Your first question can be answered in this way:
>>> import re
>>> t = "foo <bar e word> f ga <foo b>"
>>> t2 = re.sub(r"(^|\s+)(?![^<>]*?>)", " #", t).lstrip()
>>> t2
'#foo #<bar e word> #f #ga #<foo b>'
I added lstrip()
to remove the single space that occurs before the result of this pattern. If you want to go with your first option, you could simply replace #<
with <
.
Your second question can be solved in the following manner, although you might need to think about the ,
in a list like ['g,', "b'"]
. Should the comma from your string be there or not? There may be a faster way. The following is merely proof of concept.
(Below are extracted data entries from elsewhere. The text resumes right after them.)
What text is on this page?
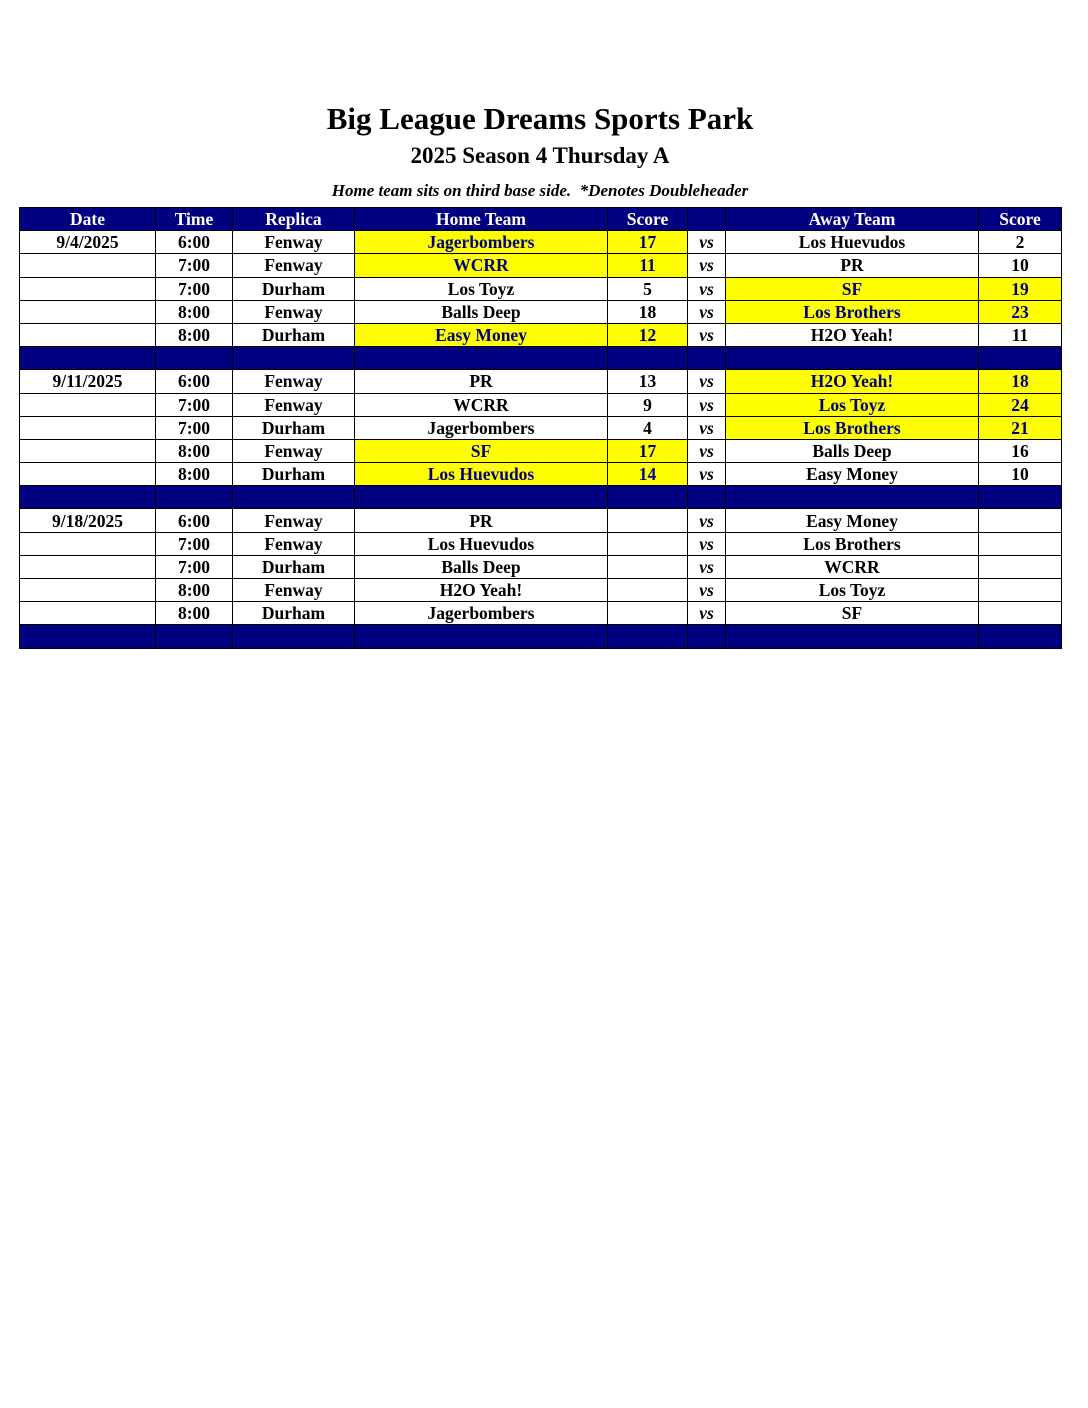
Big League Dreams Sports Park
2025 Season 4 Thursday A
Home team sits on third base side.  *Denotes Doubleheader
Date	Time	Replica	Home Team	Score		Away Team	Score
9/4/2025	6:00	Fenway	Jagerbombers	17	vs	Los Huevudos	2
	7:00	Fenway	WCRR	11	vs	PR	10
	7:00	Durham	Los Toyz	5	vs	SF	19
	8:00	Fenway	Balls Deep	18	vs	Los Brothers	23
	8:00	Durham	Easy Money	12	vs	H2O Yeah!	11

9/11/2025	6:00	Fenway	PR	13	vs	H2O Yeah!	18
	7:00	Fenway	WCRR	9	vs	Los Toyz	24
	7:00	Durham	Jagerbombers	4	vs	Los Brothers	21
	8:00	Fenway	SF	17	vs	Balls Deep	16
	8:00	Durham	Los Huevudos	14	vs	Easy Money	10

9/18/2025	6:00	Fenway	PR		vs	Easy Money	
	7:00	Fenway	Los Huevudos		vs	Los Brothers	
	7:00	Durham	Balls Deep		vs	WCRR	
	8:00	Fenway	H2O Yeah!		vs	Los Toyz	
	8:00	Durham	Jagerbombers		vs	SF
A list comprehension might take the place of the final element, although it would be farily complicated.
>>> s = "c'4 d8 < e' g' >16 fis'4 a,, <g, b'> c''1"
>>> q2 = re.compile(r"(?:<)\s*[^>]*\s*(?:>)\d*|(?<!<)[^\d\s<>]+\d+|(?<!<)[^\d\s<>]+")
>>> s2 = q2.findall(s)
>>> s3 = [re.sub(r"\s*[><]\s*", '', x) for x in s2]
>>> s4 = [y.split() if ' ' in y else y for y in s3]
>>> s4
["c'4", 'd8', ["e'", "g'16"], "fis'4", 'a,,', ['g,', "b'"], "c''1"]
>>> q3 = re.compile(r"([^\d]+)(\d*)")
>>> s = []
>>> for item in s4:
if type(item) == list:
lis = []
for elem in item:
lis.append(q3.search(elem).group(1))
if q3.search(elem).group(2) != '':
num = q3.search(elem).group(2)
if q3.search(elem).group(2) != '':
s.append((num, lis))
else:
s.append((0, lis))
else:
if q3.search(item).group(2) != '':
s.append((q3.search(item).group(2), [q3.search(item).group(1)]))
else:
s.append((0, [q3.search(item).group(1)]))
>>> s
[('4', ["c'"]), ('8', ['d']), ('16', ["e'", "g'"]), ('4', ["fis'"]), (0, ['a,,']), (0, ['g,', "b'"]), ('1', ["c''"])]